The weekend trip also follows a visit from Second Lady Usha Vance, who stopped at Camp Pendleton on Friday to speak to children from military families about summer reading. Her appearance, though officially unrelated to immigration policy, drew scrutiny from Orange County Supervisor Vicente Sarmiento, whose district includes several of the cities most affected by recent enforcement actions.
“There’s a huge contrast between the work we do on the ground — supporting families with food, resources, and hope — and an administration whose policies feel designed to crush the very communities we serve,” Sarmiento said.
ICE operations have intensified across Orange County in recent weeks, particularly in Santa Ana, Anaheim, and Garden Grove. Immigrant rights groups have documented what they describe as patterns of racial targeting, with Latino residents stopped in public spaces and detained without warrants or clear justification.
The Santanero, a local Spanish-language newspaper, reported that Air Force Two landed at John Wayne Airport on Friday evening.
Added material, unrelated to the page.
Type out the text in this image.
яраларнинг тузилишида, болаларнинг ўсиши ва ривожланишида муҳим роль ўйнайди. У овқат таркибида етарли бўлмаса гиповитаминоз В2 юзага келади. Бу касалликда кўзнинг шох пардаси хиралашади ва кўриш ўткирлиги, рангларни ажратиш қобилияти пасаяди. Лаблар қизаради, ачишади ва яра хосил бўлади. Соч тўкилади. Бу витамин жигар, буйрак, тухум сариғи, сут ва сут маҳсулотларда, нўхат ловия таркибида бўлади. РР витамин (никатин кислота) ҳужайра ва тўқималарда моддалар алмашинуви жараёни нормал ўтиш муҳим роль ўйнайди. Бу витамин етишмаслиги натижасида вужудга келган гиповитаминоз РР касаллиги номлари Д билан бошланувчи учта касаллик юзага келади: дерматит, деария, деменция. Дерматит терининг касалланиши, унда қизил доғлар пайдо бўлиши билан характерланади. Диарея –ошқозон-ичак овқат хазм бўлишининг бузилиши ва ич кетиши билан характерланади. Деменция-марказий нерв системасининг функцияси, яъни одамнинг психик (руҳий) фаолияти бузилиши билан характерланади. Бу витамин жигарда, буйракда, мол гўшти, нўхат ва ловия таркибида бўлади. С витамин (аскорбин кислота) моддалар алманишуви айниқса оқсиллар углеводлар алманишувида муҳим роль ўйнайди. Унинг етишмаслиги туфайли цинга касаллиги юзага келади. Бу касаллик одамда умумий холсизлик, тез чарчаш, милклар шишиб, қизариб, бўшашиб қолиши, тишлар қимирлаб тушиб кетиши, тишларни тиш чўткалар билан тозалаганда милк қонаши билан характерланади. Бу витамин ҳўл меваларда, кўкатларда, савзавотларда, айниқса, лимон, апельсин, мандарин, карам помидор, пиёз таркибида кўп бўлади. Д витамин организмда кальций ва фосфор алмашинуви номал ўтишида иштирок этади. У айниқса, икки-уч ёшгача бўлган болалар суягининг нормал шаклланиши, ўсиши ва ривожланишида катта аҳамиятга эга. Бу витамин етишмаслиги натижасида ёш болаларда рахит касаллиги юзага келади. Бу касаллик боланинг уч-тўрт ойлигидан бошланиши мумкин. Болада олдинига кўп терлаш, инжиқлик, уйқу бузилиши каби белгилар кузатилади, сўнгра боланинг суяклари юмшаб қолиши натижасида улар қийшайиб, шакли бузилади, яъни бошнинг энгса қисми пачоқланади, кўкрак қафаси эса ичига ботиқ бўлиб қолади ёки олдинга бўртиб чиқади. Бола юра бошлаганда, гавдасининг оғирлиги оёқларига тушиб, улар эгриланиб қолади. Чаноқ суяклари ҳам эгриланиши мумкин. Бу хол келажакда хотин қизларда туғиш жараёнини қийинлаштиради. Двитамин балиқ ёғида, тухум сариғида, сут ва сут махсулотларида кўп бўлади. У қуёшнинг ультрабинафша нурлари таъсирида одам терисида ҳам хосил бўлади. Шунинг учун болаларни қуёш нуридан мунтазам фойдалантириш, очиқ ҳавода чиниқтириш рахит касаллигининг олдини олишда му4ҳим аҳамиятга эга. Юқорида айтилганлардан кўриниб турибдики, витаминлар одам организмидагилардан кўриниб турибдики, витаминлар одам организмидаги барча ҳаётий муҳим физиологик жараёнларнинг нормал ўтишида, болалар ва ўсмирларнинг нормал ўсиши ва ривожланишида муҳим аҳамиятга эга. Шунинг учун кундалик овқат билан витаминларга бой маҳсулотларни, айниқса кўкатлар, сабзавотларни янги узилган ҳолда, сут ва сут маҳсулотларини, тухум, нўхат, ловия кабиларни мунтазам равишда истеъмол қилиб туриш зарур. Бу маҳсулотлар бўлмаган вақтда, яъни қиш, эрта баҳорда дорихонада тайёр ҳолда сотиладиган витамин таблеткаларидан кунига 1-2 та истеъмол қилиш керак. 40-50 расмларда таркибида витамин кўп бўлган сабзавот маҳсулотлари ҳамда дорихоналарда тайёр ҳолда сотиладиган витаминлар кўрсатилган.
Though it remains unclear whether Vance’s travel included any official meetings, his prior visit to California involved a high-priced conservative event at a luxury sushi restaurant in San Diego.
All of this has unfolded while Texas continues to reel from catastrophic flooding and California grapples with legal battles over federal overreach. Against that backdrop, the images of the vice president at the Happiest Place on Earth have only deepened the sense among critics that the administration’s priorities are dangerously out of sync with the lives it’s impacting.